The most significant OI spikes observed recently were around 16% and 15%. This echoed similar increases during a bullish phase in November/December 2024, when positive momentum in the spot market was amplified by aggressive derivatives trading.
However, current price movements have been comparatively muted, with only a 4.2% increase. This contrasts with past events, where price gains of 10% and 7% were seen. The subdued price action suggests that selling pressure remains considerable, which indicates that the current rally might not be as strong as previous ones.
CryptoQuant’s head of research, Julio Moreno, also revealed that challenges remain that Bitcoin’s price resistance may lie between $91,000 and $92,000, coinciding with the Trader’s On-chain Realized Price. According to Moreno’s analysis, the Trader’s Realized Price serves as support during bullish market conditions (when the bull score is above 60) and as resistance when market sentiment turns bearish (with a bull score below 40).

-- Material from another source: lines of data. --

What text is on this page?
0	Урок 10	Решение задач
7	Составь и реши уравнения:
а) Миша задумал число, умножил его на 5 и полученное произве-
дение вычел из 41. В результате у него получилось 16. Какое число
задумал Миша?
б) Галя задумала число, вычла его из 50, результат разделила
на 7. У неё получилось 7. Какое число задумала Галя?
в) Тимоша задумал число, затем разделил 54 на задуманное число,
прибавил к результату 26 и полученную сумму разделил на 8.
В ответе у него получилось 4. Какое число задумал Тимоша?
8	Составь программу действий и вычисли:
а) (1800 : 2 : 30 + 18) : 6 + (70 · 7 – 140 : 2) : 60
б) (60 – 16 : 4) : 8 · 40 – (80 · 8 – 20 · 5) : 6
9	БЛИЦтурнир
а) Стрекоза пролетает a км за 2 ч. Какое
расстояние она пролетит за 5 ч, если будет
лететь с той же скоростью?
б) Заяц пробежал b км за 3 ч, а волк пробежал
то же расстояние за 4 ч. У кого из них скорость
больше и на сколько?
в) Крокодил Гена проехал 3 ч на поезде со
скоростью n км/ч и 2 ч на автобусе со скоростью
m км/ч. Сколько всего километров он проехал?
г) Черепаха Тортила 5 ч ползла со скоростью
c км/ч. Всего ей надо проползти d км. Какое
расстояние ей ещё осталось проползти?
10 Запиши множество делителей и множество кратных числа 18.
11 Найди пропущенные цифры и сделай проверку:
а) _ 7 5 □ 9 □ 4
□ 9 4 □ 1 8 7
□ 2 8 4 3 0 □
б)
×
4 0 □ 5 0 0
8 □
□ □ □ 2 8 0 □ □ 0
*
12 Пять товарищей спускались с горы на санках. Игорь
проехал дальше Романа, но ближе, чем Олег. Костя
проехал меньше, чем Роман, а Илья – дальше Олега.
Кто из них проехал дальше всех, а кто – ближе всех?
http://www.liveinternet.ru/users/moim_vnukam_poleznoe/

Currently, the market remains in the second scenario, indicating a bearish outlook, with the price facing significant resistance near the $91,000-$92,000 range.
Accumulation Continues
Despite a gloomy picture, Bitcoin’s Realized Capitalization (Realized Cap) recently hit a record $872.2 billion, which is indicative of market confidence and accumulation. Unlike market cap, Realized Cap reflects the price at which coins last moved, and thereby offers a clearer view of long-term investor sentiment.
This milestone suggests that more capital is flowing into Bitcoin, and investors appear to be holding rather than selling. This behavior aligns with an “accumulation” phase, where smart money quietly increases exposure.